Case in point: between McCarthy’s vision of a post-apocalyptic America, my own personal health insurance fiasco, the miserable prevalence of SUVs in our neighborhood alone, the burgeoning worldwide human population, and American stores stuffed to the rafters with pleather easy chairs, Sno-Globes, and underpants made out of petrochemicals, I have spent the last few days pretty thoroughly convinced that the human species will be extinct within a few generations.
And when have I ever been wrong? That’s right. Never.
Um, I can think of a couple of times. Like when you wouldn’t let me eat that groundhog I killed. You were WAY wrong that time. Wrong, wrong, wrong!
Right or wrong, though, it’s been a dangerous frame of mind, not only because it has been very demoralizing, but also because I’m really just a hair’s breath away from spending my afternoons standing on the street in Harvard Square ranting about socialism.
See? Dangerous.
Like any good American, however, I’ve been distracted a bit from my role as “Prophet of Doom” by consumer goods, although I have eschewed the pleather and, heaven knows, the SUVs.
As far as I am concerned, this is the sock yarn dye-job to end all sock yarn dye jobs. I just love this yarn and I can’t wait to knit with it. And after all, when the apocalypse comes, we’re going to need warm wool socks, aren’t we? Preferably in attractive colors.
And who do we have to thank for this exquisite stuff?
Madeline Tosh. Yarn shown here in colorway Peony.
And of course, I have continued to knit my second Ice Queen, which I want to finish even if we are all going to go extinct.

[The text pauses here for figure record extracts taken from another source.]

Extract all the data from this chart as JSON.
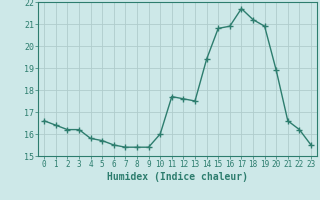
{
  "x": [
    0,
    1,
    2,
    3,
    4,
    5,
    6,
    7,
    8,
    9,
    10,
    11,
    12,
    13,
    14,
    15,
    16,
    17,
    18,
    19,
    20,
    21,
    22,
    23
  ],
  "y": [
    16.6,
    16.4,
    16.2,
    16.2,
    15.8,
    15.7,
    15.5,
    15.4,
    15.4,
    15.4,
    16.0,
    17.7,
    17.6,
    17.5,
    19.4,
    20.8,
    20.9,
    21.7,
    21.2,
    20.9,
    18.9,
    16.6,
    16.2,
    15.5
  ],
  "line_color": "#2d7d6e",
  "marker": "+",
  "marker_size": 4.0,
  "marker_lw": 1.0,
  "linewidth": 1.0,
  "bg_color": "#cde8e8",
  "grid_color": "#b0cccc",
  "axis_color": "#2d7d6e",
  "xlabel": "Humidex (Indice chaleur)",
  "xlabel_fontsize": 7,
  "ytick_fontsize": 6,
  "xtick_fontsize": 5.5,
  "ylim": [
    15,
    22
  ],
  "xlim": [
    -0.5,
    23.5
  ],
  "yticks": [
    15,
    16,
    17,
    18,
    19,
    20,
    21,
    22
  ],
  "xticks": [
    0,
    1,
    2,
    3,
    4,
    5,
    6,
    7,
    8,
    9,
    10,
    11,
    12,
    13,
    14,
    15,
    16,
    17,
    18,
    19,
    20,
    21,
    22,
    23
  ]
}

Because, look, even long term extinction does not relieve us of our immediate mandate to “look good, kick ass, and take names.”

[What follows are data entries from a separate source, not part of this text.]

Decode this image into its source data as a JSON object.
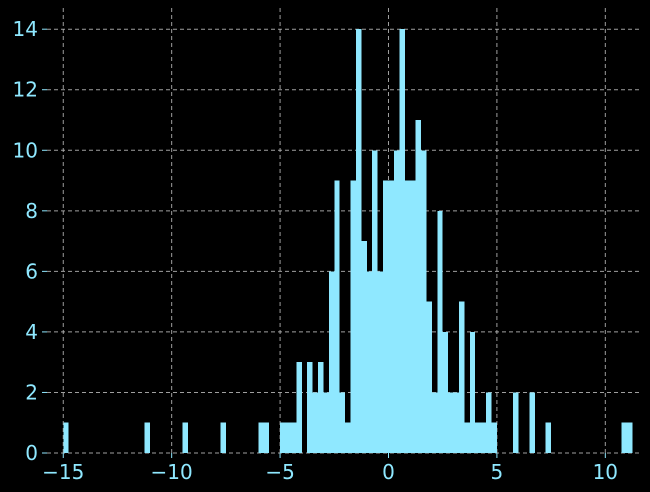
{
  "colors": {
    "background": "#000000",
    "bar": "#8fe8ff",
    "text": "#8fe8ff",
    "grid": "#bbbbbb"
  },
  "chart_data": {
    "type": "bar",
    "title": "",
    "xlabel": "",
    "ylabel": "",
    "grid": true,
    "grid_style": "dashed",
    "xlim": [
      -15.75,
      11.6
    ],
    "ylim": [
      0,
      14.7
    ],
    "xticks": [
      -15,
      -10,
      -5,
      0,
      5,
      10
    ],
    "xtick_labels": [
      "−15",
      "−10",
      "−5",
      "0",
      "5",
      "10"
    ],
    "yticks": [
      0,
      2,
      4,
      6,
      8,
      10,
      12,
      14
    ],
    "ytick_labels": [
      "0",
      "2",
      "4",
      "6",
      "8",
      "10",
      "12",
      "14"
    ],
    "bin_width": 0.25,
    "bars": [
      {
        "x": -15.0,
        "count": 1
      },
      {
        "x": -11.25,
        "count": 1
      },
      {
        "x": -9.5,
        "count": 1
      },
      {
        "x": -7.75,
        "count": 1
      },
      {
        "x": -6.0,
        "count": 1
      },
      {
        "x": -5.75,
        "count": 1
      },
      {
        "x": -5.0,
        "count": 1
      },
      {
        "x": -4.75,
        "count": 1
      },
      {
        "x": -4.5,
        "count": 1
      },
      {
        "x": -4.25,
        "count": 3
      },
      {
        "x": -3.75,
        "count": 3
      },
      {
        "x": -3.5,
        "count": 2
      },
      {
        "x": -3.25,
        "count": 3
      },
      {
        "x": -3.0,
        "count": 2
      },
      {
        "x": -2.75,
        "count": 6
      },
      {
        "x": -2.5,
        "count": 9
      },
      {
        "x": -2.25,
        "count": 2
      },
      {
        "x": -2.0,
        "count": 1
      },
      {
        "x": -1.75,
        "count": 9
      },
      {
        "x": -1.5,
        "count": 14
      },
      {
        "x": -1.25,
        "count": 7
      },
      {
        "x": -1.0,
        "count": 6
      },
      {
        "x": -0.75,
        "count": 10
      },
      {
        "x": -0.5,
        "count": 6
      },
      {
        "x": -0.25,
        "count": 9
      },
      {
        "x": 0.0,
        "count": 9
      },
      {
        "x": 0.25,
        "count": 10
      },
      {
        "x": 0.5,
        "count": 14
      },
      {
        "x": 0.75,
        "count": 9
      },
      {
        "x": 1.0,
        "count": 9
      },
      {
        "x": 1.25,
        "count": 11
      },
      {
        "x": 1.5,
        "count": 10
      },
      {
        "x": 1.75,
        "count": 5
      },
      {
        "x": 2.0,
        "count": 2
      },
      {
        "x": 2.25,
        "count": 8
      },
      {
        "x": 2.5,
        "count": 4
      },
      {
        "x": 2.75,
        "count": 2
      },
      {
        "x": 3.0,
        "count": 2
      },
      {
        "x": 3.25,
        "count": 5
      },
      {
        "x": 3.5,
        "count": 1
      },
      {
        "x": 3.75,
        "count": 4
      },
      {
        "x": 4.0,
        "count": 1
      },
      {
        "x": 4.25,
        "count": 1
      },
      {
        "x": 4.5,
        "count": 2
      },
      {
        "x": 4.75,
        "count": 1
      },
      {
        "x": 5.75,
        "count": 2
      },
      {
        "x": 6.5,
        "count": 2
      },
      {
        "x": 7.25,
        "count": 1
      },
      {
        "x": 10.75,
        "count": 1
      },
      {
        "x": 11.0,
        "count": 1
      }
    ]
  }
}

Which, now that I think of it, would be hard to do while ranting about socialism on a street corner.
And then there’s Shelley. Nothing keeps you honest, grounded, and fully in the present like a dog. The other night, we were watching Werner Herzog’s Grizzly Man together and Shelley was sleeping at my feet, as is her wont during home film screenings.
Those of you who have seen the film will certainly remember the scene of the two male grizzly bears fighting quite violently over a female. As soon as the fight commenced, Shelley sat bolt upright, ears at full mast, and stared intently at the television screen. She cocked her head to the left, then the right. Left again. Right again.

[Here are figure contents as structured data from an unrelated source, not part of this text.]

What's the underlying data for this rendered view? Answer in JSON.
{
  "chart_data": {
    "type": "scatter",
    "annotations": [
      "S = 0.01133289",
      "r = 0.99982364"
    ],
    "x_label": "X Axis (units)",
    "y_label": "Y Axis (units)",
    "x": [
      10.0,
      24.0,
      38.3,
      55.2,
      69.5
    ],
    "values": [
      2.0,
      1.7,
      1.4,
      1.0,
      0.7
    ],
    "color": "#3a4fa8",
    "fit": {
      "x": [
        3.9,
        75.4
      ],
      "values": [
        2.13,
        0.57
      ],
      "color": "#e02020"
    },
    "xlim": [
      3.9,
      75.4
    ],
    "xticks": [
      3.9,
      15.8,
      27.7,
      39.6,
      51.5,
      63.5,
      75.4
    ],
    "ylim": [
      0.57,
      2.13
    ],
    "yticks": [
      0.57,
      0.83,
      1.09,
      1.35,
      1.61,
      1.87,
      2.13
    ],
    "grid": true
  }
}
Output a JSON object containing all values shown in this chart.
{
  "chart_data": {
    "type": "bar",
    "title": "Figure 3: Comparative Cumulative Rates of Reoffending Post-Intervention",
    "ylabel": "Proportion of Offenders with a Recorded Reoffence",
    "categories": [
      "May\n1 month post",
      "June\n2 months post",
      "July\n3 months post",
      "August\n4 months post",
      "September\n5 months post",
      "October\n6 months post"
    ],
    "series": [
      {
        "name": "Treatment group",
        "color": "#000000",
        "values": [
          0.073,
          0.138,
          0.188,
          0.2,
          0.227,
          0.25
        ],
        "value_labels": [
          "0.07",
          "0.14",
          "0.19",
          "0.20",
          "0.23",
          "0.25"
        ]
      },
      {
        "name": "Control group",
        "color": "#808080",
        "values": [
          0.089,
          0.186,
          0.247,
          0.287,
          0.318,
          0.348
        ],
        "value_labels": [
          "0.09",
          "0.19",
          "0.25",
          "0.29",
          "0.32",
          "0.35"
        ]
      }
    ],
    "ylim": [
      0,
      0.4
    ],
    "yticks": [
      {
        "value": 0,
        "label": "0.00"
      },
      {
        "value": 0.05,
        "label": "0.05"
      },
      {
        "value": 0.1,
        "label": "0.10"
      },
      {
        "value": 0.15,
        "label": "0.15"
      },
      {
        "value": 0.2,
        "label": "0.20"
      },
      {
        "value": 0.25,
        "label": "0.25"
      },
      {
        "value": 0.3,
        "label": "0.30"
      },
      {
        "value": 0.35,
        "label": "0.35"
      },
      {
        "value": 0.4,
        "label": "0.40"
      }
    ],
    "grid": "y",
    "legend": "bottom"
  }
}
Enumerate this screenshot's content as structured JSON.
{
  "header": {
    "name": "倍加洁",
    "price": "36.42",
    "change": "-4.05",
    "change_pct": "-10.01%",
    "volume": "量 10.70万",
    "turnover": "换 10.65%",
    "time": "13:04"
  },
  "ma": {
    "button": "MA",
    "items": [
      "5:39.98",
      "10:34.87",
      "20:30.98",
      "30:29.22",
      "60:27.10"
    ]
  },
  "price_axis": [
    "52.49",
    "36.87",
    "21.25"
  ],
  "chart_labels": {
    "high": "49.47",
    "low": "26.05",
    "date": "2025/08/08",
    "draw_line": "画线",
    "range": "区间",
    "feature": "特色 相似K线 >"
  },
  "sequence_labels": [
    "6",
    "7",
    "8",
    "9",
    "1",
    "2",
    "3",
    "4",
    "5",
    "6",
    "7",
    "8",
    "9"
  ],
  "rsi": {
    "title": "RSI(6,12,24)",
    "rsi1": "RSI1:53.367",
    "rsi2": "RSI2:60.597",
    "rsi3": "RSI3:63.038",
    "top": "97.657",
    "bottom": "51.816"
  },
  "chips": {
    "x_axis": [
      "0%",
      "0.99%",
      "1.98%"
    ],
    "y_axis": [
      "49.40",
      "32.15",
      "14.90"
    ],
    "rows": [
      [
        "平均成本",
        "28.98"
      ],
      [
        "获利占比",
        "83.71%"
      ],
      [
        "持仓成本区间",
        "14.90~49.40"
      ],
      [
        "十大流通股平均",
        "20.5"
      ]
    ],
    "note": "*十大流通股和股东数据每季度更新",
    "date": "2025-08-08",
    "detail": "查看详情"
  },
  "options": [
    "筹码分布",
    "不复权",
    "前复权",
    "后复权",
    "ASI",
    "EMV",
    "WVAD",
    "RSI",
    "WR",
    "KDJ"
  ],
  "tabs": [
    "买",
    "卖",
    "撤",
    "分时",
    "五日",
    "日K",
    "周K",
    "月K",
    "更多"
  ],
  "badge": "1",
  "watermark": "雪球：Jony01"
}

Then she looked at me as if to say, “Well, I’ll be—if you’ll pardon the expression—doggoned. How’d you get them miniature bears in that box?”
I said, “Shelley, Miss Puppy, the same species that got those miniature bears in that box are the authors of the coming apocalypse. And that’s just the awful truth.”
She looked at me quizzically and gave my hand an affectionate lick. Then she yawned and went back to sleep.